Series: His Fair Assassin #2
Publication Date: April 2, 2013
Publisher: Houghton Mifflin Books for Children
Reading Level: Young Adult
Pages: 385 (Paperback)
When Sybella arrived at the doorstep of St Mortain half mad with grief and despair the convent were only too happy to offer her refuge - but at a price. The sisters of this convent serve Death, and with Sybella naturally skilled in both the arts of death and seduction, she could become one of their most dangerous weapons.
But her assassin's skills are little comfort when the convent returns her to the life that nearly drove her mad. Her father's rage and brutality are terrifying, and her brother's love is equally monstrous. But when Sybella discovers an unexpected ally she discovers that a daughter of Death may find something other than vengeance to live for...
This story is incredibly dark, especially compared to its predecessor, Grave Mercy. I would not recommend this for young children and readers who are made uncomfortable by incest, attempted rape, illusions to sex, graphic murder, and violence.
Book two begins at the climax of book one, but from the perspective of Sybella. While we encountered her a few times in book one, we're finally within her mind once more and learning of the secret mission that has completely closed off all contact with her dear and beloved friends, Ismae and Annith. Sybella's life is full of secrets, darkness, and treachery. After reading her story and understanding all that she has endured it is nearly impossible not to respect her will to survive. It also makes it easy to understand why she was so insane when she first went to the convent of Saint Mortain.
Whereas Ismae is defending the duchess herself, Sybella is charged with defending the duchess by spying on the household of the very man that wants to usurp her: D'Albret. And, to make matters worse, not only is she in the household of the most ruthless and insane man in Brittany, but she is back under the roof of her disgusting father that led her to the brink of madness and insanity to begin with. Sybella is ashamed to be a D'Albret and hides her upbringing from everyone, but in order to get away and survive, she must slowly reveal all her twisted secrets and hope that her loved ones will not look at her differently. But that requires admitting terrible truths even she has trouble coming to terms with. It will forever be an uphill battle for her.

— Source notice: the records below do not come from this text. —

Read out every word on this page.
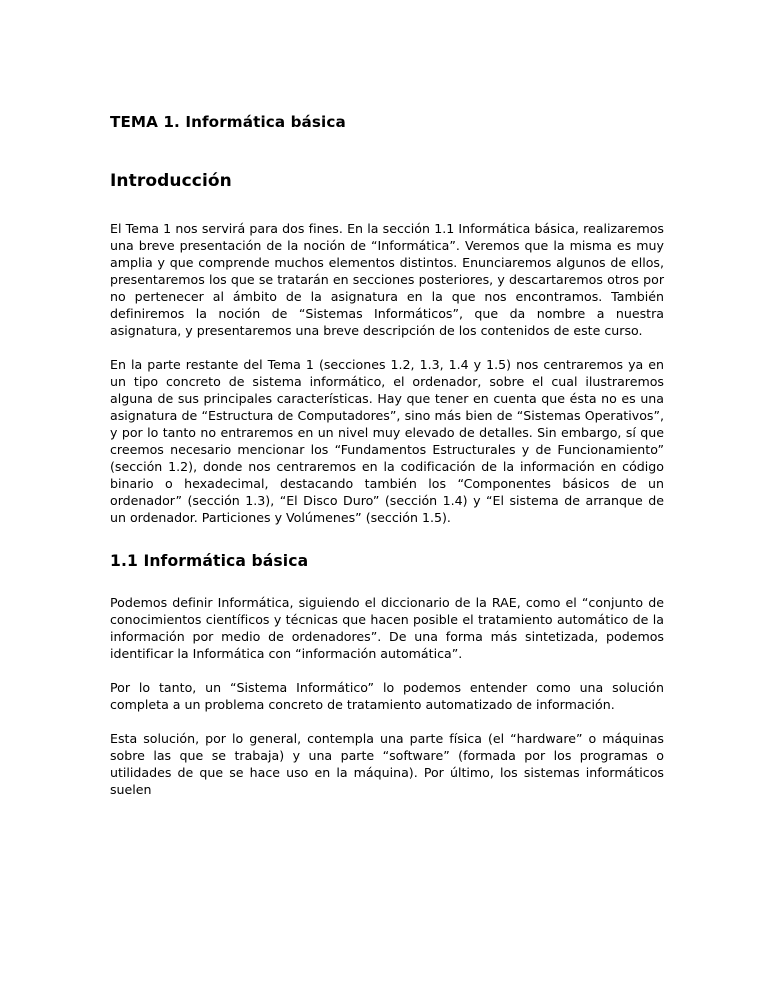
TEMA 1. Informática básica
Introducción

El Tema 1 nos servirá para dos fines. En la sección 1.1 Informática básica, realizaremos una breve presentación de la noción de “Informática”. Veremos que la misma es muy amplia y que comprende muchos elementos distintos. Enunciaremos algunos de ellos, presentaremos los que se tratarán en secciones posteriores, y descartaremos otros por no pertenecer al ámbito de la asignatura en la que nos encontramos. También definiremos la noción de “Sistemas Informáticos”, que da nombre a nuestra asignatura, y presentaremos una breve descripción de los contenidos de este curso.

En la parte restante del Tema 1 (secciones 1.2, 1.3, 1.4 y 1.5) nos centraremos ya en un tipo concreto de sistema informático, el ordenador, sobre el cual ilustraremos alguna de sus principales características. Hay que tener en cuenta que ésta no es una asignatura de “Estructura de Computadores”, sino más bien de “Sistemas Operativos”, y por lo tanto no entraremos en un nivel muy elevado de detalles. Sin embargo, sí que creemos necesario mencionar los “Fundamentos Estructurales y de Funcionamiento” (sección 1.2), donde nos centraremos en la codificación de la información en código binario o hexadecimal, destacando también los “Componentes básicos de un ordenador” (sección 1.3), “El Disco Duro” (sección 1.4) y “El sistema de arranque de un ordenador. Particiones y Volúmenes” (sección 1.5).

1.1 Informática básica

Podemos definir Informática, siguiendo el diccionario de la RAE, como el “conjunto de conocimientos científicos y técnicas que hacen posible el tratamiento automático de la información por medio de ordenadores”. De una forma más sintetizada, podemos identificar la Informática con “información automática”.

Por lo tanto, un “Sistema Informático” lo podemos entender como una solución completa a un problema concreto de tratamiento automatizado de información.

Esta solución, por lo general, contempla una parte física (el “hardware” o máquinas sobre las que se trabaja) y una parte “software” (formada por los programas o utilidades de que se hace uso en la máquina). Por último, los sistemas informáticos suelen
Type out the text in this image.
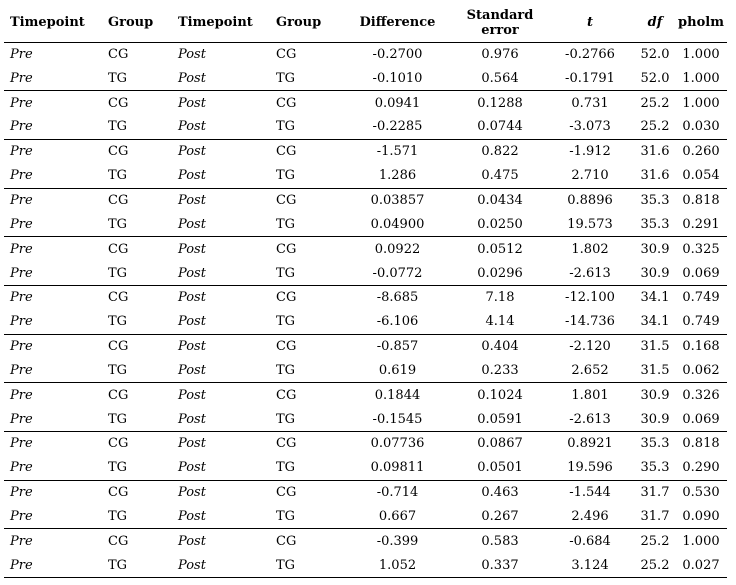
Timepoint	Group	Timepoint	Group	Difference	Standard error	t	df	pholm
Pre	CG	Post	CG	-0.2700	0.976	-0.2766	52.0	1.000
Pre	TG	Post	TG	-0.1010	0.564	-0.1791	52.0	1.000
Pre	CG	Post	CG	0.0941	0.1288	0.731	25.2	1.000
Pre	TG	Post	TG	-0.2285	0.0744	-3.073	25.2	0.030
Pre	CG	Post	CG	-1.571	0.822	-1.912	31.6	0.260
Pre	TG	Post	TG	1.286	0.475	2.710	31.6	0.054
Pre	CG	Post	CG	0.03857	0.0434	0.8896	35.3	0.818
Pre	TG	Post	TG	0.04900	0.0250	19.573	35.3	0.291
Pre	CG	Post	CG	0.0922	0.0512	1.802	30.9	0.325
Pre	TG	Post	TG	-0.0772	0.0296	-2.613	30.9	0.069
Pre	CG	Post	CG	-8.685	7.18	-12.100	34.1	0.749
Pre	TG	Post	TG	-6.106	4.14	-14.736	34.1	0.749
Pre	CG	Post	CG	-0.857	0.404	-2.120	31.5	0.168
Pre	TG	Post	TG	0.619	0.233	2.652	31.5	0.062
Pre	CG	Post	CG	0.1844	0.1024	1.801	30.9	0.326
Pre	TG	Post	TG	-0.1545	0.0591	-2.613	30.9	0.069
Pre	CG	Post	CG	0.07736	0.0867	0.8921	35.3	0.818
Pre	TG	Post	TG	0.09811	0.0501	19.596	35.3	0.290
Pre	CG	Post	CG	-0.714	0.463	-1.544	31.7	0.530
Pre	TG	Post	TG	0.667	0.267	2.496	31.7	0.090
Pre	CG	Post	CG	-0.399	0.583	-0.684	25.2	1.000
Pre	TG	Post	TG	1.052	0.337	3.124	25.2	0.027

Being inside Sybella's head was daunting. It's not an easy place to be, really. This girl has had many many bad things done to her and as a woman of the time, she can't simply say no. She has been taken advantage of by male family members and her father's men, just as she has been mistreated by nearly everyone she comes in contact with, even her spoiled stewardess Jamette. She questions who her father is, if Saint Mortain is even real, and why she takes such pleasure in killing. She comes alive with a blade in her hand while she melts into the walls begging to be left alone when unarmed. Her life is so complicated that you can't help but feel for the girl.
However, it takes a beastly yet respectable knight to turn her world upside down and the Sybella that descended into madness may never return. One of her most important tasks was to save the Beast of Waroch from certain death as her father's prisoner and to return him to the Duchess. This journey is powerful, guys. It's breathtaking and beautiful and paced just right and to see these two slowly learn to respect each other is wonderful. Beast learns to accept her for her and is not repulsed by her misdeeds and crimes whereas Sybella finds herself fascinated with this ugly man with fiery eyes, battle-lust, and the biggest heart she has ever come across. Though an unlikely couple, they are truly perfect for each other. I would not have wanted either of them to be with anyone but each other and I was rooting for them throughout this entire book.
This story has less political intrigue then Grave Mercy. While based on fact and featuring some real characters with ghastly character traits, LaFevers took more liberties here. As a historical fantasy writer, she is certainly allowed to do so. She accomplishes this by focusing on the dastardly deeds and inner workings of the enemy instead of the politics that surround the duchess's court. And while Sybella cannot avoid politics and does eventually find herself at court, it's not as much of a focus as it was in book one. I wouldn't go as far to say as the lack of politicking was refreshing since this book is so dark it's hard not to drown in betrayal and lies, but it was a change of scenery that was welcome and unique.
In the end, there was something lacking from Sybella's story. I can't quite place my finger on it, but I wasn't as satisfied with it the way I was Ismae's. I think the fact that this book is one hundred pages shorter than book one and the eventual book three really impacted it. For while I know the darkness Sybella has endured, I still feel somewhat disconnected to her at times compared to how I feel about Ismae. I have to say that Beast was the shining star of this story, though. As much as I love Duval, I have to say Beast's ruggeddness and happiness and ability to fight through anything for what he believes is right is admirable and his huge, beautiful heart is definitelly unparalled.
A solid sequel, I recommend this series to fans of historical fiction and fantasy novels with dark twists. There are twists and turns everywhere and your heart will never stop beating because the second you think the characters will finally catch a break, LaFevers takes the story in an entirely different direction. I'm definitely looking forward to book three!
This book was read as part of my summer of series.